Ele sempre me disse que isso era coisa de gente que ainda não cresceu.
Café na cama, presente de aniversário, flores sem data qualquer, apenas para dizer o que se sabe sem ter que usar palavras.
Um passeio no parque ao sol, ou uma visita ao planetário, para poder ver todas as estrelas ali, bem mais perto do que no infinito do dia a dia.
Ele ri da minha cara porque essas coisas simplesmente não existem na vida de quem não sabe fazer acontecer, que no caso, sou eu mesma.
Em minha mente idealizadora e utópica, a vida era isso: ter a "sorte de um amor tranquilo", como já cantou Cazuza e que escuto agora, freneticamente, desviando da nuvem umida que cobre meus olhos.
E Cazua me enganou quando me convenceu de que era possível ser o pão e a comida de alguém.
Há de se ser também o contraponto, o equilíbrio, a porção racional que mantém os pés no chão.
E meu romantismo banal continua rindo porque eu sempre achei que a racionalidade estragava as coisas. Que a cólera, a chama e a combustão do amor, amor por ele mesmo, daquela forma mais visceral e pura, salvariam a humanidade e transformariam todo lodo em flores.
Essa banalidade infantil que não se desfragmentou com o tempo só me faz ver que eu sempre estive errada. Há cura para a cólera, a combustão pode ser apagada e o amor visceral pode ser suprimido pelo cálculo da conta de luz.
Veja, essa desconexão de idéias pode não fazer mais sentido no momento em que eu concluir esse texto. Mas quero poder ser colérica ao menos nas palavras, que é o que me resta no momento.
Não desenvolvi ainda a habilidade da mudança estratégica e minha bola de neve aumenta de diâmetro a cada minuto que perco concatenando essas idéias.
É preciso ser suficientemente adulta para viver nessa vida.
Eu ainda não saí dos 10 anos.
Prevejo um longo período de confusão mental nos meus próximos 27 anos.
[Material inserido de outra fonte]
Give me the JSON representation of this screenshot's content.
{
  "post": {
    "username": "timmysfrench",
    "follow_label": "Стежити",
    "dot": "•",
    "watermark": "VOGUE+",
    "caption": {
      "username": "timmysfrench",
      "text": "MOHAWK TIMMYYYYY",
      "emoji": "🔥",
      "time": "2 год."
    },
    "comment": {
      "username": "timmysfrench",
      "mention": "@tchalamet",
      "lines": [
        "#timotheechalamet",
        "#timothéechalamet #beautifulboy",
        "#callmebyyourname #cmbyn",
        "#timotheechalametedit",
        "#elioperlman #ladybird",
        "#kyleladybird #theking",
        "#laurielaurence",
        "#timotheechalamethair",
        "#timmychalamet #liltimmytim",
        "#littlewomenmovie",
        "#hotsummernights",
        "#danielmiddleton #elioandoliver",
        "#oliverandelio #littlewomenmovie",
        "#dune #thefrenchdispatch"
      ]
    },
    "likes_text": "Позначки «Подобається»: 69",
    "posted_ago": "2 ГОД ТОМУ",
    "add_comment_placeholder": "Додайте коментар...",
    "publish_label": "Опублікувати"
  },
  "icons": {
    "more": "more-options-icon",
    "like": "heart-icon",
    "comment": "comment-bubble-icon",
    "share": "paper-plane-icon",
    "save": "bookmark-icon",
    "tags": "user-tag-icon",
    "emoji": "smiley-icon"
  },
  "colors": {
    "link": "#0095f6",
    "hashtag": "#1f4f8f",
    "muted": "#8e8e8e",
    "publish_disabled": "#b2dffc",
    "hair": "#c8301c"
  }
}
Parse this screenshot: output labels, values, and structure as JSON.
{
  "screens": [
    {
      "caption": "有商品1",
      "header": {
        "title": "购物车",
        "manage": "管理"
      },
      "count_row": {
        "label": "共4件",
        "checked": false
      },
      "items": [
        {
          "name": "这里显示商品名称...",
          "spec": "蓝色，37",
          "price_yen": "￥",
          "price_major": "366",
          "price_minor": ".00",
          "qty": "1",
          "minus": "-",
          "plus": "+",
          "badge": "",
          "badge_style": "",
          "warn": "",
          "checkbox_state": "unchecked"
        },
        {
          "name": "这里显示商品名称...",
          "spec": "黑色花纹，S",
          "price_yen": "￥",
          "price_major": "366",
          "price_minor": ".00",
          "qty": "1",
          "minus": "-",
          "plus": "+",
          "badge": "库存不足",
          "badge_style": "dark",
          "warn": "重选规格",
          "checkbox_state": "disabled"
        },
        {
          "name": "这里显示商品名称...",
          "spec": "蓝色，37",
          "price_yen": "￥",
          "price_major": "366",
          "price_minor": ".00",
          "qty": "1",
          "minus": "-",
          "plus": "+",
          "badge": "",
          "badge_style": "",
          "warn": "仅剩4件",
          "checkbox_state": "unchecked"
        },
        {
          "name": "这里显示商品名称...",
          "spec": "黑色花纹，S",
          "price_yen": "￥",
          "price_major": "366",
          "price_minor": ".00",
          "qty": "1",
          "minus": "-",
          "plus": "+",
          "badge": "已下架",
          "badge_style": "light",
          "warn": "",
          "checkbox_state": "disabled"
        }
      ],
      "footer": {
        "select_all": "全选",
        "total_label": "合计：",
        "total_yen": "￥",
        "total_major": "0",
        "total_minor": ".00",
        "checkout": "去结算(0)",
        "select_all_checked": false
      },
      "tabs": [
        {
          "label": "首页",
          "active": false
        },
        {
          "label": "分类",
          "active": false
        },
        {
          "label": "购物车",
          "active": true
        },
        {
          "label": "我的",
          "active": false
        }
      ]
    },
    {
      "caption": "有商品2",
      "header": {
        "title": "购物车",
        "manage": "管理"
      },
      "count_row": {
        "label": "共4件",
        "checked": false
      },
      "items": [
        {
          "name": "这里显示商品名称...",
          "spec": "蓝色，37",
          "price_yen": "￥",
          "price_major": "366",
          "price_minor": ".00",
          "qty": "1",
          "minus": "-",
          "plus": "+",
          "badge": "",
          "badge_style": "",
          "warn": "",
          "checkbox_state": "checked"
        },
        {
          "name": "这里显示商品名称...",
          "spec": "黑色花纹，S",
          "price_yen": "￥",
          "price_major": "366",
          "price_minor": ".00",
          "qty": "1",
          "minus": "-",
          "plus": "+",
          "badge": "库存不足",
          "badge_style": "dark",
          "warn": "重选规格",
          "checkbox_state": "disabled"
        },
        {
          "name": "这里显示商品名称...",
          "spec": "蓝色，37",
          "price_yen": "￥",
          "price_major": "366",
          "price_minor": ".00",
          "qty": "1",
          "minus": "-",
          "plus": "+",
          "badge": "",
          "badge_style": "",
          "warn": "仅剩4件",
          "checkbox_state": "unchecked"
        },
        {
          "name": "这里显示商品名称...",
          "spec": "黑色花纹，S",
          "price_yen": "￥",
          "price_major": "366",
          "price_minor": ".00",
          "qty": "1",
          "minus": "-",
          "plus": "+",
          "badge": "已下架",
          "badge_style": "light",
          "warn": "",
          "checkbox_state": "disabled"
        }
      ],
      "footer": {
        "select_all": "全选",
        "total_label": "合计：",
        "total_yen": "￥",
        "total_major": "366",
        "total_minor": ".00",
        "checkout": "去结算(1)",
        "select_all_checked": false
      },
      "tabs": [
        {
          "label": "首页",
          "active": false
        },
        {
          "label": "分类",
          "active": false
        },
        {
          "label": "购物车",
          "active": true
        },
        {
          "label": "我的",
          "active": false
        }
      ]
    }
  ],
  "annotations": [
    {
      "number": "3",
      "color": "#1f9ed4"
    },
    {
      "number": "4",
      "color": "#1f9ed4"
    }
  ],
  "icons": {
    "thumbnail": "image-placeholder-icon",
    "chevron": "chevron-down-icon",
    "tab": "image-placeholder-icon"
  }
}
segunda-feira, abril 04, 2011

Cada ponto desses é uma lágrima que derramei.
Cada lágrima que derramei é um pedaço do meu coração que se desfez.
Acordei feliz e dormi despedaçada, desesperada.
Não sei o que vai ser agora.
Onde está o chão debaixo dos meus pés?
Onde estão as ruas dessa cidade?
Onde está minha sanidade?
Tá tudo aí, dentro do teu peito, na tua boca, nos teus olhos, no teu calor.
Sou uma mendiga sem rumo agora.

segunda-feira, março 28, 2011

27

E hoje, ao começar o meu 'desaniversário' eu só queria poder abraçar todos os que eu amo.
Seria o melhor presente de todo o mundo.
Miss you everybody!
I'll be there soon!
;)

sábado, março 05, 2011

Afasia

Pisca os olhos devagar.
As lagrimas escorrem pelo rosto pálido, criando caminhos invisíveis de dor e de lamento.
No peito, o grito sufocado arde.
Na mente, a razão tão clara, tão óbvia, não consegue se explicar.
Sente vontade de correr numa longa e infinita estrada. Até os pés sangrarem. Até a dor tingir de rubro todo o caminho turvo pelo qual esteve.
Sente os lábios costurados. A garganta cortada. As mãos atadas.
Move-se com dificuldade em meio ao lamaçal todo em que está enfiada sua vida.
E cada vez que se move, afunda um pouco mais.
E cada vez que tenta se pronunciar sente dezenas de mãos apertando-lhe o pescoço, na tentativa de impedi-la.
Sente-se cortada ao meio, pelo amor e o desespero.
Confunde-se com o passado. Vê-se girando numa espiral sem fim, como um furacão que leva seu corpo e estraçalha todos os seus ossos.
Enfia-se no fundo de uma caixa para sentir-se protegida. Para sentir-se segura.
Controla o medo do escuro, respira fundo e ali permanece.
Não sabe se é melhor enfrentar sozinha seus medos ou se perder.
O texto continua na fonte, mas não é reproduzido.